Fast forward to now, I have another project where I need to read and write text files. “Ah ha!” I say. “I’ll use Flatworm again.” “Nope,” says the universe. Unfortunately the file I need to read runs into a limitation of Flatworm. The file has lines where the data starts on column 10, but then it’s a name that could be any length. Instead of padding out the line to the end of the file, the line ends after the name. Flatworm has no way of handling this. I considered hacking Flatworm to handle this condition (and I still might do this as I think it’s useful) but I wanted to try something else first. What I ended up with was better than my first example I think but not quite as cool as Flatworm.
Here’s a mockup of the file I’m working with for reference (. is a blank space)
.....12345......................................02/01/2010.....$123.45..... .....One hundred twenty-three and forty-five cents ..........Matt Grommes ..........98765..........1 Test St..............123.45
Here’s the first version of the parser code I had
check.setCheckDate( new Date(checkLines[0].substring(91, checkLines[0].indexOf("$"))) );
check.setCheckTotal( checkLines[0].substring( checkLines[0].indexOf("$")+1, checkLines[0].length()) );
check.setAmountWords( checkLines[1].substring(10, checkLines[1].length()) );
check.setPayee( checkLines[3].substring( 10, checkLines[3].length()) );
This isn’t optimal because there is a ton of duplicated code, plus there are problems with the same lines that tripped up Flatworm. I ended up making a new function called getLineValue()

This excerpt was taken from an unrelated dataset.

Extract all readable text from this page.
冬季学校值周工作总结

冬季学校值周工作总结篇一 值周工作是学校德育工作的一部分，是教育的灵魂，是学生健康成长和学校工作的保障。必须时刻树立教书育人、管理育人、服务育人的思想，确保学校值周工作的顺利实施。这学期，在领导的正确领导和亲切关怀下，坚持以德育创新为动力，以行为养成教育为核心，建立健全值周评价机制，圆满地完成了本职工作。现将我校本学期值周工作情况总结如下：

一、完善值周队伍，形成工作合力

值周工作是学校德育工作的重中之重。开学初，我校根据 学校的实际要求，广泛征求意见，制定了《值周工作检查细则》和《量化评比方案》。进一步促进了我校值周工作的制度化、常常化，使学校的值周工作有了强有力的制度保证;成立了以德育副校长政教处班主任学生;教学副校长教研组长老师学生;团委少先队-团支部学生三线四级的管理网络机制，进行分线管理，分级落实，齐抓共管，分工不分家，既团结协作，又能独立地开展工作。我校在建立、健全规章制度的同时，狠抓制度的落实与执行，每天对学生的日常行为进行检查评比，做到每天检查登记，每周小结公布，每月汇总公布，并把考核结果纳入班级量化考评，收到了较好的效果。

private static String getLineValue(String line, int beginIndex, int endIndex) {
String value = "";
// endIndex 0 is just a shortcut to EndOfLine
if(endIndex == 0)
endIndex = line.length();
if(line.length() != 0 && line.length() >= endIndex)

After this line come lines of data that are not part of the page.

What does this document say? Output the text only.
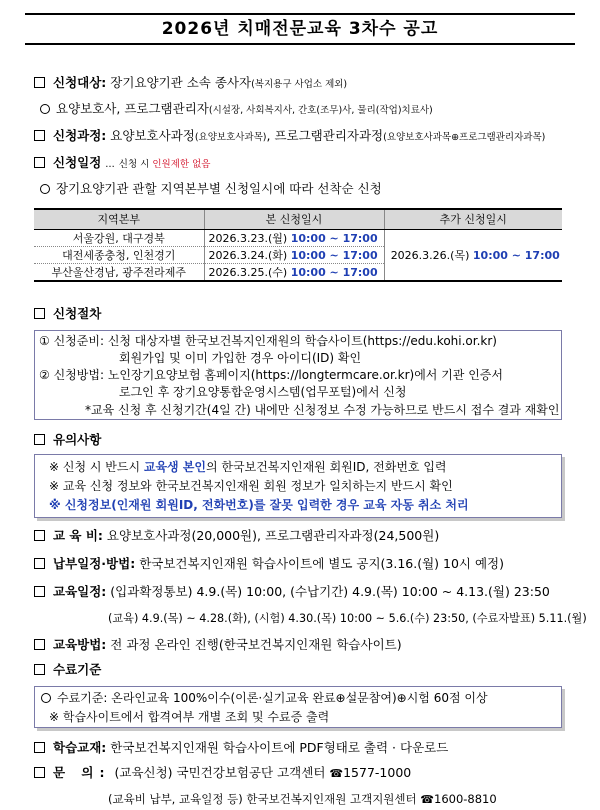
2026년 치매전문교육 3차수 공고
신청대상: 장기요양기관 소속 종사자(복지용구 사업소 제외)
요양보호사, 프로그램관리자(시설장, 사회복지사, 간호(조무)사, 물리(작업)치료사)
신청과정: 요양보호사과정(요양보호사과목), 프로그램관리자과정(요양보호사과목⊕프로그램관리자과목)
신청일정 … 신청 시 인원제한 없음
장기요양기관 관할 지역본부별 신청일시에 따라 선착순 신청
지역본부	본 신청일시	추가 신청일시
서울강원, 대구경북	2026.3.23.(월) 10:00 ~ 17:00	2026.3.26.(목) 10:00 ~ 17:00
대전세종충청, 인천경기	2026.3.24.(화) 10:00 ~ 17:00	
부산울산경남, 광주전라제주	2026.3.25.(수) 10:00 ~ 17:00	
신청절차
① 신청준비: 신청 대상자별 한국보건복지인재원의 학습사이트(https://edu.kohi.or.kr)
회원가입 및 이미 가입한 경우 아이디(ID) 확인
② 신청방법: 노인장기요양보험 홈페이지(https://longtermcare.or.kr)에서 기관 인증서
로그인 후 장기요양통합운영시스템(업무포털)에서 신청
*교육 신청 후 신청기간(4일 간) 내에만 신청정보 수정 가능하므로 반드시 접수 결과 재확인
유의사항
※ 신청 시 반드시 교육생 본인의 한국보건복지인재원 회원ID, 전화번호 입력
※ 교육 신청 정보와 한국보건복지인재원 회원 정보가 일치하는지 반드시 확인
※ 신청정보(인재원 회원ID, 전화번호)를 잘못 입력한 경우 교육 자동 취소 처리
교 육 비: 요양보호사과정(20,000원), 프로그램관리자과정(24,500원)
납부일정·방법: 한국보건복지인재원 학습사이트에 별도 공지(3.16.(월) 10시 예정)
교육일정: (입과확정통보) 4.9.(목) 10:00, (수납기간) 4.9.(목) 10:00 ~ 4.13.(월) 23:50
(교육) 4.9.(목) ~ 4.28.(화), (시험) 4.30.(목) 10:00 ~ 5.6.(수) 23:50, (수료자발표) 5.11.(월)
교육방법: 전 과정 온라인 진행(한국보건복지인재원 학습사이트)
수료기준
수료기준: 온라인교육 100%이수(이론·실기교육 완료⊕설문참여)⊕시험 60점 이상
※ 학습사이트에서 합격여부 개별 조회 및 수료증 출력
학습교재: 한국보건복지인재원 학습사이트에 PDF형태로 출력 · 다운로드
문 의: (교육신청) 국민건강보험공단 고객센터 ☎1577-1000
(교육비 납부, 교육일정 등) 한국보건복지인재원 고객지원센터 ☎1600-8810
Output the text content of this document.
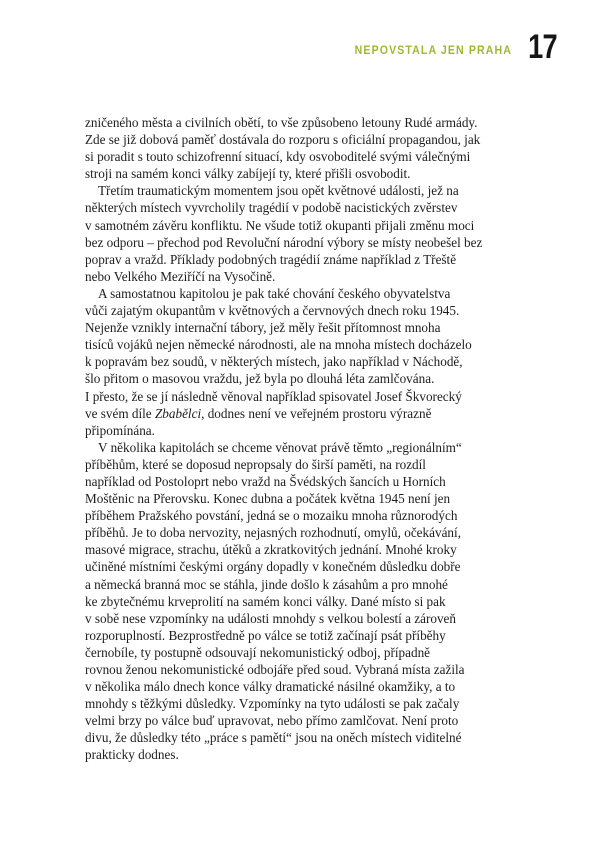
NEPOVSTALA JEN PRAHA 17
zničeného města a civilních obětí, to vše způsobeno letouny Rudé armády.
Zde se již dobová paměť dostávala do rozporu s oficiální propagandou, jak
si poradit s touto schizofrenní situací, kdy osvoboditelé svými válečnými
stroji na samém konci války zabíjejí ty, které přišli osvobodit.
Třetím traumatickým momentem jsou opět květnové události, jež na
některých místech vyvrcholily tragédií v podobě nacistických zvěrstev
v samotném závěru konfliktu. Ne všude totiž okupanti přijali změnu moci
bez odporu – přechod pod Revoluční národní výbory se místy neobešel bez
poprav a vražd. Příklady podobných tragédií známe například z Třeště
nebo Velkého Meziříčí na Vysočině.
A samostatnou kapitolou je pak také chování českého obyvatelstva
vůči zajatým okupantům v květnových a červnových dnech roku 1945.
Nejenže vznikly internační tábory, jež měly řešit přítomnost mnoha
tisíců vojáků nejen německé národnosti, ale na mnoha místech docházelo
k popravám bez soudů, v některých místech, jako například v Náchodě,
šlo přitom o masovou vraždu, jež byla po dlouhá léta zamlčována.
I přesto, že se jí následně věnoval například spisovatel Josef Škvorecký
ve svém díle Zbabělci, dodnes není ve veřejném prostoru výrazně
připomínána.
V několika kapitolách se chceme věnovat právě těmto „regionálním“
příběhům, které se doposud nepropsaly do širší paměti, na rozdíl
například od Postoloprt nebo vražd na Švédských šancích u Horních
Moštěnic na Přerovsku. Konec dubna a počátek května 1945 není jen
příběhem Pražského povstání, jedná se o mozaiku mnoha různorodých
příběhů. Je to doba nervozity, nejasných rozhodnutí, omylů, očekávání,
masové migrace, strachu, útěků a zkratkovitých jednání. Mnohé kroky
učiněné místními českými orgány dopadly v konečném důsledku dobře
a německá branná moc se stáhla, jinde došlo k zásahům a pro mnohé
ke zbytečnému krveprolití na samém konci války. Dané místo si pak
v sobě nese vzpomínky na události mnohdy s velkou bolestí a zároveň
rozporuplností. Bezprostředně po válce se totiž začínají psát příběhy
černobíle, ty postupně odsouvají nekomunistický odboj, případně
rovnou ženou nekomunistické odbojáře před soud. Vybraná místa zažila
v několika málo dnech konce války dramatické násilné okamžiky, a to
mnohdy s těžkými důsledky. Vzpomínky na tyto události se pak začaly
velmi brzy po válce buď upravovat, nebo přímo zamlčovat. Není proto
divu, že důsledky této „práce s pamětí“ jsou na oněch místech viditelné
prakticky dodnes.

value = line.substring(beginIndex, endIndex).trim();
return value;
}
This is of course just a wrapper around String.substring() but it lets me do some extra checks and have extra logic like using 0 for endIndex to indicate “go to end of line”.
Here’s the modified version, using the new function.

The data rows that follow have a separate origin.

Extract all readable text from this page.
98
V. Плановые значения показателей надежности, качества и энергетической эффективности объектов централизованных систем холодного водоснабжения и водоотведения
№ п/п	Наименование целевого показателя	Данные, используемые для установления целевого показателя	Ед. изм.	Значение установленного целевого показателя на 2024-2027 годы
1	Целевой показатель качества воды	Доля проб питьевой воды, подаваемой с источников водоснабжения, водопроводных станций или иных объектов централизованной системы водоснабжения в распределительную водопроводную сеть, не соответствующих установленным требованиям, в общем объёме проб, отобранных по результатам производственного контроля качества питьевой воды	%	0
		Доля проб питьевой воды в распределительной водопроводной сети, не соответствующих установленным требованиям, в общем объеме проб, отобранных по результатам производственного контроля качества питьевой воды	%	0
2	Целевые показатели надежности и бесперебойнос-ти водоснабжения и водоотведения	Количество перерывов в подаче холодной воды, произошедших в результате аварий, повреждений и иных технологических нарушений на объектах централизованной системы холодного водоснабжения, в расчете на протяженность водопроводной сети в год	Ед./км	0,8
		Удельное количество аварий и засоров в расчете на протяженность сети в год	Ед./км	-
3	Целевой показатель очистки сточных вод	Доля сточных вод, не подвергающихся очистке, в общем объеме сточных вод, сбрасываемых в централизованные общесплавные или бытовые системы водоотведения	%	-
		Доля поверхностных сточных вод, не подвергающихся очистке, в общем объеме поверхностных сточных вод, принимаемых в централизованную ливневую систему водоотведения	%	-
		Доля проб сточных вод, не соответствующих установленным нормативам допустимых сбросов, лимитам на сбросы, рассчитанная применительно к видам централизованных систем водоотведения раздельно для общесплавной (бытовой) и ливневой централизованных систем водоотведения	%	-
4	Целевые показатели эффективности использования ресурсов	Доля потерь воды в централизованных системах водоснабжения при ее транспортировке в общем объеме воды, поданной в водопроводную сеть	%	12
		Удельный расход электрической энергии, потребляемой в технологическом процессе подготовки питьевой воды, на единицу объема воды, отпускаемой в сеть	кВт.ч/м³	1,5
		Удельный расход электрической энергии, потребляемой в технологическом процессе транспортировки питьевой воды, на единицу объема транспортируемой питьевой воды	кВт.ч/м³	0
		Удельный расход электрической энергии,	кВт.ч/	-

check.setCheckDate( new Date(getLineValue(checkLines[0], 91, checkLines[0].indexOf("$"))) );
check.setCheckTotal( getLineValue(checkLines[0], checkLines[0].indexOf("$")+1, 0) );
check.setAmountWords( getLineValue(checkLines[1], 10, 0) );
check.setPayee( getLineValue(checkLines[3], 10, 0) );
This is a lot better to my eye, not as much extra code cluttering things up. It’s a lot clearer what I’m doing since you don’t have to pay attention to a bunch of substring() and length() calls. This is only about 1/5 of the total lines of parsing code so hopefully you can see how much better this looks over the course of the whole method. See the Aside above for thoughts on some other ways of doing this.
This wasn’t a big project and there may be better ways of going about it but I was pretty happy how this ended up. I like seeing less code so when there are ways of cutting extra things out, it’s a win.
Thanks to the couple of redditors that made comments about this post. I’m always looking to get better at this so constructive criticism is welcome.